The 2021 Tampere Open was a professional tennis tournament played on clay courts. It was the 39th edition of the tournament which was part of the 2021 ATP Challenger Tour. It took place in Tampere, Finland, on 19–25 July 2021.

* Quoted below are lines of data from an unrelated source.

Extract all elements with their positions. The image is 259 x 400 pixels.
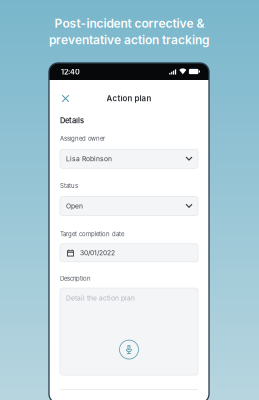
button[interactable]: Open xyxy=(60,197,198,216)
staticText: Target completion date xyxy=(60,231,124,238)
button[interactable]: Dictate xyxy=(120,340,138,359)
staticText: preventative action tracking xyxy=(49,32,210,47)
button[interactable]: Close xyxy=(58,90,74,106)
staticText: Lisa Robinson xyxy=(66,155,112,163)
button[interactable]: 30/01/2022 xyxy=(60,244,198,262)
staticText: Assigned owner xyxy=(60,135,105,142)
staticText: Open xyxy=(66,202,83,210)
staticText: Post-incident corrective & xyxy=(54,16,204,30)
staticText: Details xyxy=(60,116,84,125)
staticText: Status xyxy=(60,182,78,190)
staticText: 30/01/2022 xyxy=(80,249,115,257)
staticText: Action plan xyxy=(106,94,152,103)
staticText: 12:40 xyxy=(61,68,80,76)
staticText: Description xyxy=(60,275,91,282)
button[interactable]: Lisa Robinson xyxy=(60,149,198,168)
staticText: Detail the action plan xyxy=(66,294,135,302)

== Men's singles main draw entrants ==
=== Seeds ===

| Country | Player | Rank^{1} | Seed |
|---|---|---|---|
| NED | Botic van de Zandschulp | 132 | 1 |
| SUI | Henri Laaksonen | 134 | 2 |
| FRA | Antoine Hoang | 148 | 3 |
| ESP | Mario Vilella Martínez | 178 | 4 |
| KAZ | Dmitry Popko | 185 | 5 |
| BEL | Kimmer Coppejans | 191 | 6 |
| FRA | Alexandre Müller | 197 | 7 |
| ARG | Guido Andreozzi | 206 | 8 |

- ^{1} Rankings as of 12 July 2021.

=== Other entrants ===
The following players received wildcards into the singles main draw:
- SWE Leo Borg
- FIN Patrik Niklas-Salminen
- FIN Otto Virtanen

The following player received entry into the singles main draw as a special exempt:
- ESP Mario Vilella Martínez

The following players received entry into the singles main draw as alternates:
- CZE Jonáš Forejtek
- BRA Orlando Luz

The following players received entry from the qualifying draw:
- FRA Geoffrey Blancaneaux
- RUS Bogdan Bobrov
- FRA Arthur Cazaux
- ARG Nicolás Kicker

The following players received entry as lucky losers:
- AUT Alexander Erler
- FRA Kyrian Jacquet

== Champions ==
===Singles===

- CZE Jiří Lehečka def. ARG Nicolás Kicker 5–7, 6–4, 6–3.

===Doubles===

- ARG Pedro Cachin / ARG Facundo Mena def. BRA Orlando Luz / BRA Felipe Meligeni Alves 7–5, 6–3.